2 minute read
THE LAUNCH OF MICROSOFT’S COPILOT, POWERED BY GPT-4
"Ordinarily, I wouldn't comment on office applications, but this is a game-changer. It's an extraordinarily aggressive move by Microsoft to gain a first-mover advantage by bringing AI to millions of desktops worldwide. It explains their enormous investment in OpenAI and presages new AI applications.
"The launch of ChatGPT only five months ago was the inflexion point for AI, making AI accessible to everyone curious and sparking a swathe of AI start-ups, building utilities and applications on these foundation models. Now Copilot and Bing will put AI on practically every desktop.
"Although people may initially resist the idea of using AI, the ability to do things like summarise long documents and prioritise your email inbox will be an absolute godsend for most people struggling to cope with the everincreasing volume of information we have to get through every day.

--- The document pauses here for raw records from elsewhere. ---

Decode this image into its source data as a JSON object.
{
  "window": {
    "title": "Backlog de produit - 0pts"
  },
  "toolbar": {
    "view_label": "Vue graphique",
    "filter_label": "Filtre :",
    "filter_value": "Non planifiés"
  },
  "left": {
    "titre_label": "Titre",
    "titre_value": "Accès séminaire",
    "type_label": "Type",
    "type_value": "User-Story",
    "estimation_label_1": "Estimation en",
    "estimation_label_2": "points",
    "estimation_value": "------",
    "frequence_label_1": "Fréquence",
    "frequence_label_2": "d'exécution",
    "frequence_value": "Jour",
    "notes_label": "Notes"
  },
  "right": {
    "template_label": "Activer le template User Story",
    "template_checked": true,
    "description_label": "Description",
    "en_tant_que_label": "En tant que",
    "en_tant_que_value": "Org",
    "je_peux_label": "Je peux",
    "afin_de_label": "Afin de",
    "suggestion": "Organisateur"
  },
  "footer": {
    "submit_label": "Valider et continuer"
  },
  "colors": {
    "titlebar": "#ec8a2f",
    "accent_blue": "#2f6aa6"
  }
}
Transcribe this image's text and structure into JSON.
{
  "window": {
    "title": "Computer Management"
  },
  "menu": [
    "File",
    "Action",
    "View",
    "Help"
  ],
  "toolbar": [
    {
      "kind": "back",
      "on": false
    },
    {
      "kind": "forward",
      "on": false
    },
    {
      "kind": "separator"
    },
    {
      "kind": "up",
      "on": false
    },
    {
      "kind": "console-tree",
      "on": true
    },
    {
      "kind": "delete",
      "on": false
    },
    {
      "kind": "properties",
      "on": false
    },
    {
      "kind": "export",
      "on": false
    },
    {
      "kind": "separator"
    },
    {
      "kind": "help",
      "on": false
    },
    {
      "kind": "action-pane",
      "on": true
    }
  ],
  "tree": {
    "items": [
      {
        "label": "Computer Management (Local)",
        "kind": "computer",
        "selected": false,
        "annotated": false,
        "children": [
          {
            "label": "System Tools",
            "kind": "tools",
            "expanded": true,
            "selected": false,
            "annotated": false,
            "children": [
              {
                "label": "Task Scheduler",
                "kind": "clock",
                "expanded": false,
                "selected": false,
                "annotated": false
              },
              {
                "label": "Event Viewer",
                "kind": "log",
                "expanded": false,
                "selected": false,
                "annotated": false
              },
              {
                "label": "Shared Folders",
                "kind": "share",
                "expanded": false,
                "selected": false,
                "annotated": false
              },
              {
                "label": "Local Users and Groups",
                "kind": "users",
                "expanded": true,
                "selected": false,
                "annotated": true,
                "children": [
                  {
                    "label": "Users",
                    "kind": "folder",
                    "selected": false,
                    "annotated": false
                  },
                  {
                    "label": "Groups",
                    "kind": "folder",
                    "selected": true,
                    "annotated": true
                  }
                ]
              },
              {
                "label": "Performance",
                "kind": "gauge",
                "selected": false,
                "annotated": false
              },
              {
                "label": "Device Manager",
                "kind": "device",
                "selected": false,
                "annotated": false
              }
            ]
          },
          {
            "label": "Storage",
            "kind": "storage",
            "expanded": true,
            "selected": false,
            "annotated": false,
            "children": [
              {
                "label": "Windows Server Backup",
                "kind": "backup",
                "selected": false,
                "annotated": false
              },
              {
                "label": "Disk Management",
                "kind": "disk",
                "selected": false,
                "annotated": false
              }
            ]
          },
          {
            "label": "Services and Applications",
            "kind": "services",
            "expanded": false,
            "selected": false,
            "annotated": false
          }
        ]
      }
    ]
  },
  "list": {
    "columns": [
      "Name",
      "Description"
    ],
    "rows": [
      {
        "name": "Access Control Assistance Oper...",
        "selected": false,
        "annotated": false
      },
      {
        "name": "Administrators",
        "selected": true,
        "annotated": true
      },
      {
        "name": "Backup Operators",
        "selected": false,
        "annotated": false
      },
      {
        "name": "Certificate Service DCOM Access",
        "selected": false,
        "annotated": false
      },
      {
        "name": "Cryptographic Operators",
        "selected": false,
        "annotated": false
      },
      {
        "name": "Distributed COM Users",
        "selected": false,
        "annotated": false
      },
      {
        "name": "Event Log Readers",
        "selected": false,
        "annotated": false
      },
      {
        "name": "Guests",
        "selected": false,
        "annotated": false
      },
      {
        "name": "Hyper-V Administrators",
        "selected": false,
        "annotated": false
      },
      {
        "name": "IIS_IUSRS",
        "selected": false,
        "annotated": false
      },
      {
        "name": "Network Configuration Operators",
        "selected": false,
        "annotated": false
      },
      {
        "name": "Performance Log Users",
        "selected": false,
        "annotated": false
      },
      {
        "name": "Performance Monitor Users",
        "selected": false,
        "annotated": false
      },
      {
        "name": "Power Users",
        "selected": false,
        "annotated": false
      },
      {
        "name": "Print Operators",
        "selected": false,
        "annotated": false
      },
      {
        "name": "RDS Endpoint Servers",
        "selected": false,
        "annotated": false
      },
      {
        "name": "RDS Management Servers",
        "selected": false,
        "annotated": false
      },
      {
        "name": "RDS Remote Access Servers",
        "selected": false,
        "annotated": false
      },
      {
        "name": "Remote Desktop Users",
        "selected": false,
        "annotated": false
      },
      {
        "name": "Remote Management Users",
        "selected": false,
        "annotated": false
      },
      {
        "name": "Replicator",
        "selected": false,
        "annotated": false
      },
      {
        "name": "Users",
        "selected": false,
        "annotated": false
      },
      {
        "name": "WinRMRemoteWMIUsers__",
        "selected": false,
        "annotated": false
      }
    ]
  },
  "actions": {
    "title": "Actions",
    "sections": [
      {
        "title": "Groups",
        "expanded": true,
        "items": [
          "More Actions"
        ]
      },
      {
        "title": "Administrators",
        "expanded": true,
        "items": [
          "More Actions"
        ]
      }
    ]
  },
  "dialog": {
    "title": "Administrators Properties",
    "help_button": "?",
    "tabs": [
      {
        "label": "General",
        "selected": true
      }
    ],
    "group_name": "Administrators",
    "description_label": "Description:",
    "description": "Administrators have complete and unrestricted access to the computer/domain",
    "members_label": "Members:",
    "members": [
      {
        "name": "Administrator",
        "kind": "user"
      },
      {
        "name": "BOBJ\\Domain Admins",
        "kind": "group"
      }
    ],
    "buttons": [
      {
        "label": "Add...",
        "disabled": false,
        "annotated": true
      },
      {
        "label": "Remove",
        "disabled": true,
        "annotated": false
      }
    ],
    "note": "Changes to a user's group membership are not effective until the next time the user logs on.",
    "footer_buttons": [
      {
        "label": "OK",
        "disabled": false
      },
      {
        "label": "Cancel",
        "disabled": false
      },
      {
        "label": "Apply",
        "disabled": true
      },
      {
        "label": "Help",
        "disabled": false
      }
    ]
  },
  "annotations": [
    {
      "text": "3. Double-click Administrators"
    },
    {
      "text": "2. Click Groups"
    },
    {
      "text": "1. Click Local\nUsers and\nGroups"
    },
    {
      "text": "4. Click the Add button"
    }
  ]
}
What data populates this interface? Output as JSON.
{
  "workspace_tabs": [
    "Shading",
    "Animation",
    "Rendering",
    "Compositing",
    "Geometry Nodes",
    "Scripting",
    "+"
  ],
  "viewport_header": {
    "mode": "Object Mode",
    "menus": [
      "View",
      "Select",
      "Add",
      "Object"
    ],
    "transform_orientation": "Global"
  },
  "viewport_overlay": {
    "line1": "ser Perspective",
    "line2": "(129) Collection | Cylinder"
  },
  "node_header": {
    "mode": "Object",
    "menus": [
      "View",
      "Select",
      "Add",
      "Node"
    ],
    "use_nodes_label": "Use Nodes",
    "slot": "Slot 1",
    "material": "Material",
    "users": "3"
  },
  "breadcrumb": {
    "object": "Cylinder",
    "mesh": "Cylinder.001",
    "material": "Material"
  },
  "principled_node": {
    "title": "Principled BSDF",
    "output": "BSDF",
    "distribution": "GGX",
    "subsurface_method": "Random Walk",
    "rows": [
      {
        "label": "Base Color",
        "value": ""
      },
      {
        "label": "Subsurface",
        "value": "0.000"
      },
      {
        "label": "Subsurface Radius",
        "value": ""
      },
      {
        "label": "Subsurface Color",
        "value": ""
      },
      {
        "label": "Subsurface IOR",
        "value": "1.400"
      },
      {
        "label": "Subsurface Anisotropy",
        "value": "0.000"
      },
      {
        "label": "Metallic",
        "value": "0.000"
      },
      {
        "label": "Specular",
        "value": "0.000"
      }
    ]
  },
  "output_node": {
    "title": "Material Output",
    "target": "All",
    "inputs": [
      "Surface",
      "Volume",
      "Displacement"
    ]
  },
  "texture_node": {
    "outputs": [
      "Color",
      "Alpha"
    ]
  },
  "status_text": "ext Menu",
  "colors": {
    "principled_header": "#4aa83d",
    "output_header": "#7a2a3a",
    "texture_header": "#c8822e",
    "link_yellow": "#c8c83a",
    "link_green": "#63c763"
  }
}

"Writers, copyrighters, screenwriters, and journalists will have to integrate these new tools if they want to match the productivity of their competitors. "Those in the education sector desperately trying to close the stable door will find the horse has bolted and burned the stable down. There's no way back from this. AI will be available to every school child and student as a matter of routine, as a matter of right. So educators need to rethink how we assess students and how we prove that they've acquired the knowledge and skills we expect of them. We'll also have to start teaching how to use these tools, for example, how to fact-check, how to explore the provenance of sources, and how not to use AI-generated material blindly.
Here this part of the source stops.